[Immature White-crowned Sparrow looms over a little Chipping Sparrow at dawn, Higbee Beach WMA this morning. If sparrows challenge you (who don't they challenge?), consider CMBO's Sparrow Workshop October 16-17. Click to enlarge.]
What a wonderful day, so wonderful it would be impossible to name all the birds in this space. For starters, you could check our Higbee Beach walk list, which at 72 species and MANY individuals rather eclipses last weeks 18-or-so species. What a difference weather makes, in this case northwest winds all night that yielded dozens of flight notes per minute at some locations in Cape May overnight, and spectacle factor in the form of waves and waves of Yellow-rumped Warblers, Palm Warblers, flickers, and more at Higbee and elswhere this morning. Our Higbee Beach WMA highlights included my first White-crowned Sparrow of fall, an open-perched Scarlet Tanager, great looks at Black-throated Blue and -green Warblers, Ruby-crowned Kinglets hover-gleaning right next to our group, Yellow-billed Cuckoo, many Purple Finches, a heard Pine Siskin, a heard and glimpsed Grasshopper Sparrow in the tower field's ragweed. . .I heard about Connecticut Warblers, a bird you always hear about it seems. . .
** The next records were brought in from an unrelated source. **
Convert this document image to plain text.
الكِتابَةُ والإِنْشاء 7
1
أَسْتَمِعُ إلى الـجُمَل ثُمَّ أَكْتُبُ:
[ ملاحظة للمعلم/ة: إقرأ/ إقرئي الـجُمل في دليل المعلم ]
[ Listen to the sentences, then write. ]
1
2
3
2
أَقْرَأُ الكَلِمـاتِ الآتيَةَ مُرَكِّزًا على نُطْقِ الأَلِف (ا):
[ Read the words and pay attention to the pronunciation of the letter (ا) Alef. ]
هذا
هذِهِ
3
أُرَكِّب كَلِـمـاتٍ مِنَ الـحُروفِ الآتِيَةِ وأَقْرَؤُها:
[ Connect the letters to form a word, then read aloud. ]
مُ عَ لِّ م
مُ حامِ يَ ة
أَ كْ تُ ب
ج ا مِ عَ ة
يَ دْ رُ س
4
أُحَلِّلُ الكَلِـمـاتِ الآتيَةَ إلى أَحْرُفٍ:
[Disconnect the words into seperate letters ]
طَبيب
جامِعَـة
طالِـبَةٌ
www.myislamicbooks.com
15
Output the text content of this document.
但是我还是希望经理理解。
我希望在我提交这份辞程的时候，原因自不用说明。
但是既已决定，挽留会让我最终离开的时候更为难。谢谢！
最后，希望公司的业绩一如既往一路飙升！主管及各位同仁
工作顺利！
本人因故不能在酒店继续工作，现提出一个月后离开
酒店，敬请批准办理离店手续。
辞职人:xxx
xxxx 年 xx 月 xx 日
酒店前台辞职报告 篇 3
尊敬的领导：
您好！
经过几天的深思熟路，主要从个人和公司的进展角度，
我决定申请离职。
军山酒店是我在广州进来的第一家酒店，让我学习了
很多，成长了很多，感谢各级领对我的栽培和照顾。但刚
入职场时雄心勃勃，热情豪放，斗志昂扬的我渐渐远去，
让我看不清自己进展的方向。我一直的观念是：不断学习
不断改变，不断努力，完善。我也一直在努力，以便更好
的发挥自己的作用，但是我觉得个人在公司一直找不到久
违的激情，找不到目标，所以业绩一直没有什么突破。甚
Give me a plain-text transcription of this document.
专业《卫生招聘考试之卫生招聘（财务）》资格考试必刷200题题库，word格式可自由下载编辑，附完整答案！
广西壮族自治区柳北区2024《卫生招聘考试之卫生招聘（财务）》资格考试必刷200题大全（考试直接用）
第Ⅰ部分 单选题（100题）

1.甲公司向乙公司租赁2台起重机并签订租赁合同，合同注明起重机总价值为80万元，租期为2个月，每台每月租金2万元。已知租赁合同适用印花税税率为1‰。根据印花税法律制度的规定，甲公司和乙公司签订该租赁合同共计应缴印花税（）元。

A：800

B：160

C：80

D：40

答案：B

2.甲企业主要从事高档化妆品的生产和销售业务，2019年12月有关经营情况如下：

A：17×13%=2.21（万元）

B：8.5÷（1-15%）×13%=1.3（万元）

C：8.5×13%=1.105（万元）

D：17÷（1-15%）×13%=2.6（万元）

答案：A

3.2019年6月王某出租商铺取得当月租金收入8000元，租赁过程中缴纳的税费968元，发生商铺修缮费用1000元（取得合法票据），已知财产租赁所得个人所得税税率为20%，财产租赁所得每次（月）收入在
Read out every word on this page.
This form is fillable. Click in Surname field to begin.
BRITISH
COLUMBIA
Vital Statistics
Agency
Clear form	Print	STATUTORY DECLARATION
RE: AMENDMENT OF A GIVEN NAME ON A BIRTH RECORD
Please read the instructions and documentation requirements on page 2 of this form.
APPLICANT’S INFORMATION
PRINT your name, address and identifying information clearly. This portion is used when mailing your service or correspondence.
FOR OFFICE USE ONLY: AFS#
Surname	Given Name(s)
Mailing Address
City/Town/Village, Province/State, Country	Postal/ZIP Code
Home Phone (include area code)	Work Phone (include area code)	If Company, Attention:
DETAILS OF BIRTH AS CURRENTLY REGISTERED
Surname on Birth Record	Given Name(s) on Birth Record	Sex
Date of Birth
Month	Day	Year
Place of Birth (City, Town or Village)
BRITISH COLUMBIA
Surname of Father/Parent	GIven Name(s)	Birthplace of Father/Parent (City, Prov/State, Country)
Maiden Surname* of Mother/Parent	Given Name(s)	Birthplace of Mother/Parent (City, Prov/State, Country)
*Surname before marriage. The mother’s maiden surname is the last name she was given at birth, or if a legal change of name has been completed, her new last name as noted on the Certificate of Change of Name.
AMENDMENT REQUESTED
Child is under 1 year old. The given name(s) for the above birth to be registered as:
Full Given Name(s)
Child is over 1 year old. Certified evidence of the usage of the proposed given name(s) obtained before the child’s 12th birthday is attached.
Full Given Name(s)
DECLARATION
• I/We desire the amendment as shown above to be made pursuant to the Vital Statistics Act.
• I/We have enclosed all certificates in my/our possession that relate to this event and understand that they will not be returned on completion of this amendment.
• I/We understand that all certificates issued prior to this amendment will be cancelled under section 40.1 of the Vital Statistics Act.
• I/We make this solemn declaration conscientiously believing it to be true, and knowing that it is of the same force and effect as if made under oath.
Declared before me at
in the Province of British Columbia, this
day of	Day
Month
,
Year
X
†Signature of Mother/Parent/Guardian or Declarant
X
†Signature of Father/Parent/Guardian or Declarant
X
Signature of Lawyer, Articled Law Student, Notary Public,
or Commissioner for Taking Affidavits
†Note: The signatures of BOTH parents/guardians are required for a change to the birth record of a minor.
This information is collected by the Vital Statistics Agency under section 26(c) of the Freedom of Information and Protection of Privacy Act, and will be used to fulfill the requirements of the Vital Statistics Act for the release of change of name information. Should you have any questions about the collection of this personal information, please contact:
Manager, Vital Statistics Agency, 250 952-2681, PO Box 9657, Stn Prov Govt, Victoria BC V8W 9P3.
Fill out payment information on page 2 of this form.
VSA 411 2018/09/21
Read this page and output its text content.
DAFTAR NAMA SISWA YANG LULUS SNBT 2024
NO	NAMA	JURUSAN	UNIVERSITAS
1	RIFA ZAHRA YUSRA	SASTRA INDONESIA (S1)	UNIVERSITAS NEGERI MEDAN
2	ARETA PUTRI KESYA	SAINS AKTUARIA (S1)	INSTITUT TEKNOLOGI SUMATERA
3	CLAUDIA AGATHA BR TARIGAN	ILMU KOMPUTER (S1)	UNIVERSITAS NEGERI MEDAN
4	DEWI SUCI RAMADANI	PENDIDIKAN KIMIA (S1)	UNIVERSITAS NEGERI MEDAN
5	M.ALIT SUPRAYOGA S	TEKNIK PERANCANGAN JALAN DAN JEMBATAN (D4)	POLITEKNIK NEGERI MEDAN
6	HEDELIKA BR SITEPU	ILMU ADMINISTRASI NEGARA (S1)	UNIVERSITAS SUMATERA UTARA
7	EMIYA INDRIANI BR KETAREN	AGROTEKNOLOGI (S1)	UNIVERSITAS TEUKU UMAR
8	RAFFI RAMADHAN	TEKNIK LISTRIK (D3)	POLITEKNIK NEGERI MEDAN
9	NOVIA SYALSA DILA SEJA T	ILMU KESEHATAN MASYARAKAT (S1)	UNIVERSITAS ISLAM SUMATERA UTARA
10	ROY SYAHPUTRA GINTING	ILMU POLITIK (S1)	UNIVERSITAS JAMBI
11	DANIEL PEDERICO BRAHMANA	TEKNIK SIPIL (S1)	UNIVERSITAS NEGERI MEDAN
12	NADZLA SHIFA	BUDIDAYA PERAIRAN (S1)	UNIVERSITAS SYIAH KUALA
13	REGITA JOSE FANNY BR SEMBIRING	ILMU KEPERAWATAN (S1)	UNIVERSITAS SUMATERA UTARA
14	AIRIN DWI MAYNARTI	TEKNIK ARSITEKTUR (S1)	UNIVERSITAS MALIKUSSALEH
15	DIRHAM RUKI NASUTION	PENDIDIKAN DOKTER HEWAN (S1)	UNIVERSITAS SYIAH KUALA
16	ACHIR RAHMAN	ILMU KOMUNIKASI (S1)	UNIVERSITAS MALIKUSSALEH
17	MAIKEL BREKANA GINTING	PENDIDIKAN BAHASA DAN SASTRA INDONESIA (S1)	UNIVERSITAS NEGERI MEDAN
Tony Leukering was out on a boat off Delaware this morning, and reported many passerines offshore, including Winter Wren, Palm Warblers, Song Sparrow, Hermit Thrush and Gray Catbird. Offshore is in part where Cape May derives its morning flight birds. . .which reminds me, when you're at Higbee be sure to stop by the morning flight platform to see our new notebook of interpretive materials, including birds-in-flight photos, put together by our George Myers Field Naturalist, Kaitlyn Marczi. Our interpretive naturalists are on the morning flight platform every morning until the flight stops - come early for the best birding. The platform is reached by bearing right on the dirt lane at the end of New England Road.
[Where's the green? Where's the black throat? This Black-throated Green Warbler, almost certainly a young male (hard to rule out adult female), played hide and seek on the edge of the second field at Higbee, but eventually gave crippling views. The black throat is veiled by white feather tips. First year females have virtually no black on the throat, but the yellow face is an excellent mark.]
Finally, in the coming soon department: I've been threatening to post my "16 ways to tell a Sharp-shinned from a Cooper's" . . . and hopefully sometime over the weekend I finally will. Now's the time to learn these two. Yesterday you couldn't swing a binocular at the state park without hitting one or the other, and I'm sure that's how it was today.